The whole concept is just hilarious to me! What’s familiar and commonplace for us becomes a strange puzzle to be solved, only the ones solving it have no idea how the pieces are meant to fit. But it’s in watching them try to figure it out, knowing how near or far they are from solving it, that we see magic in our own time. I guess it all stems from that adage from Arthur C. Clarke: “Any sufficiently advanced technology is indistinguishable from magic”. ‘Thunder Box’ takes that idea and rolls with it.

What inspired you to write ‘Second Nature’ (Issue 2)?

This was a story I first started writing back when I was still an undergrad student, so I don’t entirely remember what inspired it. Back then I had only written about fifty words, but I liked the premise so much that I knew I would finish it some day.

Like for most stories I write, it takes a interesting concept or mental image to make me excited enough to pursue it. For ‘Second Nature’, it was the idea of an organic AI, a SKYNET that uses nature rather than machines. This raised some questions. Did humans build the AI this way, or did it assimilate nature all by itself? Would nature make it stronger, or weaker? Would its dependence on biomatter make it more sympathetic to living creatures? I guess the more questions I asked, the more the plot revealed itself.

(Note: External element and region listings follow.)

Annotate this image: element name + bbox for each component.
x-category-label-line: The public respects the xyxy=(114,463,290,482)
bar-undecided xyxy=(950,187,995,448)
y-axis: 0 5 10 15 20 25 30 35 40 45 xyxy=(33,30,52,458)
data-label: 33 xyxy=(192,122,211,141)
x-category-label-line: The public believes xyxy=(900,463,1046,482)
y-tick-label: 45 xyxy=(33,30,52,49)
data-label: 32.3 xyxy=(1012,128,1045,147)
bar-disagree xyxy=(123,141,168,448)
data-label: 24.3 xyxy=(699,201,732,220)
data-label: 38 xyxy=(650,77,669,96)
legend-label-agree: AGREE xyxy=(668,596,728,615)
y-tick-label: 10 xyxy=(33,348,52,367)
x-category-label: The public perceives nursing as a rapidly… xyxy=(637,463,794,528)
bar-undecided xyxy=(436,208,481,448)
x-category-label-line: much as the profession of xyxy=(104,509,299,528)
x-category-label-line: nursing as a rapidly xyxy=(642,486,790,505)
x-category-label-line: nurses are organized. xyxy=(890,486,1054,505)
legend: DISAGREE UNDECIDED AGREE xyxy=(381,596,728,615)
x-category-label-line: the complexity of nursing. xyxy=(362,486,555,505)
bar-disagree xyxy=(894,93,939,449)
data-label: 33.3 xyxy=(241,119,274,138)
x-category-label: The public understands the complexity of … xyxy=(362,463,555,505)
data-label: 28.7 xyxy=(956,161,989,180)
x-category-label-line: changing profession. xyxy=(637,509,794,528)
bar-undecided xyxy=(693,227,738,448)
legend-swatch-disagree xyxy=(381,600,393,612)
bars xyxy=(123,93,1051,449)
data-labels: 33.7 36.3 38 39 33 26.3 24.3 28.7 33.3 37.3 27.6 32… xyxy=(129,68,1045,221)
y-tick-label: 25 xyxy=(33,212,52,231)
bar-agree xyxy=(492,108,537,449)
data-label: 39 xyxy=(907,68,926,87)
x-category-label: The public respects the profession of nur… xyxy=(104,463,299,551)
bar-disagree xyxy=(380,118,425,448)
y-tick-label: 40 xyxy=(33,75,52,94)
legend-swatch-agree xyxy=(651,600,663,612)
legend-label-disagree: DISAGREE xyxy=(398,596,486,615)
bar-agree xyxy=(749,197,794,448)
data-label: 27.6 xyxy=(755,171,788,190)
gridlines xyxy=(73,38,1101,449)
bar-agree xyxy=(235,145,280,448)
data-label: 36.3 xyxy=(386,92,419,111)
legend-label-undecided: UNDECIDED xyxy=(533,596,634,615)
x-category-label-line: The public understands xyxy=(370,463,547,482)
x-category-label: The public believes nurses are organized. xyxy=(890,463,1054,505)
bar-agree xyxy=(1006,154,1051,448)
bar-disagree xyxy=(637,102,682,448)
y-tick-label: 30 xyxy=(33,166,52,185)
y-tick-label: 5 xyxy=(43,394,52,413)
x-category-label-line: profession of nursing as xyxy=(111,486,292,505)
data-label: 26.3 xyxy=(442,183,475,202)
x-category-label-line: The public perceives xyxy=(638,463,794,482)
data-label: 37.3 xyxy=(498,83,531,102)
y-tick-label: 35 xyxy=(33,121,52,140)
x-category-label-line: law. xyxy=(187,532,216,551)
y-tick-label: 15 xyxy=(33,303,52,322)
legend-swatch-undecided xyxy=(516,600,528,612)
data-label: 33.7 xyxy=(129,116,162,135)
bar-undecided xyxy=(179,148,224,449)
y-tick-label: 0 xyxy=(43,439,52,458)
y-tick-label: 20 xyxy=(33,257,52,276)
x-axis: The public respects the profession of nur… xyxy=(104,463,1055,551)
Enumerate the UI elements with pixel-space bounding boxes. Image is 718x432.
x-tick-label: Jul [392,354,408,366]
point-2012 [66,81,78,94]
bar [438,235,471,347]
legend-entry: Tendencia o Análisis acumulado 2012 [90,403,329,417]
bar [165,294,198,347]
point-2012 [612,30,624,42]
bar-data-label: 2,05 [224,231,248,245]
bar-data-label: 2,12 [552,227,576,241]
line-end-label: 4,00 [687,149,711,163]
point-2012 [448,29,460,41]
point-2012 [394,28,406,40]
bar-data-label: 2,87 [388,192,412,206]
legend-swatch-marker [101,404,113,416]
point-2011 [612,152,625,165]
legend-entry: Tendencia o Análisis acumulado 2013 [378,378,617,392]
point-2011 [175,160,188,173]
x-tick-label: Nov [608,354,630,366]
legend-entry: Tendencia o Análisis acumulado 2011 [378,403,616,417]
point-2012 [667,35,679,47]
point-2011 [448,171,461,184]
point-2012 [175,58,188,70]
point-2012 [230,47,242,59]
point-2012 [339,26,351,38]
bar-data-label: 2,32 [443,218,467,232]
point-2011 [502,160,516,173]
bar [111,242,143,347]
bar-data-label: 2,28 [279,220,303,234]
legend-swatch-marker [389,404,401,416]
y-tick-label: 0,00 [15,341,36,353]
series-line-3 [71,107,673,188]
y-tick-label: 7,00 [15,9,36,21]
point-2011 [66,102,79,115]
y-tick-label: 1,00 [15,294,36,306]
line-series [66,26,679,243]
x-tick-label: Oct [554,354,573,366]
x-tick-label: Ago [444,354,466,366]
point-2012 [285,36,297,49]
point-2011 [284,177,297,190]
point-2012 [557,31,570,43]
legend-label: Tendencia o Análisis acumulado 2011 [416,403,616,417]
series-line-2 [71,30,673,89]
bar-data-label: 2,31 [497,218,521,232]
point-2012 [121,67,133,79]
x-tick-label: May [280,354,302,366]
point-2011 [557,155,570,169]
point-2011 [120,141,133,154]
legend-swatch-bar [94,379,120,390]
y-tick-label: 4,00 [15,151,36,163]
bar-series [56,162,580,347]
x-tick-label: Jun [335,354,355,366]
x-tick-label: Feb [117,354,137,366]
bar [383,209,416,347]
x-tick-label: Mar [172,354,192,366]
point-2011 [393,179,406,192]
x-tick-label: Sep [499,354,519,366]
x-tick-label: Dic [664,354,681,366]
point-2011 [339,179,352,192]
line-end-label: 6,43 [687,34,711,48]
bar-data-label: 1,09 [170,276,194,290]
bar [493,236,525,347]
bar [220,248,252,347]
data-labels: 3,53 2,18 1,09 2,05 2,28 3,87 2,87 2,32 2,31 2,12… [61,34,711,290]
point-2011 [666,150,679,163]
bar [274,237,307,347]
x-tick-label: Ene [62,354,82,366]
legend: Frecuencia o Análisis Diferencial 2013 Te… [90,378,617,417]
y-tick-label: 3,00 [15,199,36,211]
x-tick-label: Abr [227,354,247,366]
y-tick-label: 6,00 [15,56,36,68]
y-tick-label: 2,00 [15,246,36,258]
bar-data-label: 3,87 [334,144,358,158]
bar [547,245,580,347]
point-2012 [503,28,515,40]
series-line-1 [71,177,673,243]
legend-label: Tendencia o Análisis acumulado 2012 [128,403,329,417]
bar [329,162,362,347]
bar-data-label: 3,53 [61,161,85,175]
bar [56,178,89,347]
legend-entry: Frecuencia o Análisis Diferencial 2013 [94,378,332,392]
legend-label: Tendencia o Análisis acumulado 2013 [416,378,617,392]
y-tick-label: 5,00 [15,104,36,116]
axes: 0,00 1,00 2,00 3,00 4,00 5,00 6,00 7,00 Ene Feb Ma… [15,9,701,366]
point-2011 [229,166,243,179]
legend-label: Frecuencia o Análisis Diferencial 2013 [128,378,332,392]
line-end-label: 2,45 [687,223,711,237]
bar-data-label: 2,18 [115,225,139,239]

The set pieces and themes are very “Book of Genesis”, though I think this was inevitable. If an AI were to gain mastery over life, it would essentially become Mother Nature, a living god that talks back to her followers. This idea was especially interesting to explore, and one that I don’t think we see explored enough in stories about humans clashing with AI (barring Harlan Elison’s classic tale, ‘I Have No Mouth And I Must Scream’). If AI were to surpass humanity, I think it’s important to wonder how they would treat us. Would they be benevolent gods, or vengeful ones? I suppose there’s no reason to assume they would be one more than the other, and I don’t think the AI in my story has any more of an idea that I do — much as she pretends otherwise.



Could you give us an insight into your writing process?

I’m definitely a morning writer. While I’m not the sort to jump straight out of bed and onto the keyboard, my drive to write definitely wanes the longer I put it off. And I do put it off. The procrastination is very real. Until very recently, my education and my writing were the same thing. Now, all I have to keep my motivated are my workshop friends, and the relief I imagine I’ll have when the story is finished. That, and the guilt of not getting it done!

What do you consider to be the most enjoyable or important aspect of science fiction or fantasy, and why?

As I’ve often said, it’s about the “potential” that these two genres bring to the table. The potential for escapism is a given. I don’t need to tell anyone how awesome it would be to fly on a dragon’s back or see humanity reach other worlds (we all know it would be). But what sci-fi and fantasy essentially does is help us to conceive other ways of thinking and feeling, which is a lesson that transcends fiction. To learn, to sympathise, to reconcile. To reach into the impossible and pull it into reality—this is how we grow as people. If I was going to be political, I would say that we need this “potential” now more than ever. But the truth is, it has always been essential to us, no matter what time we live in.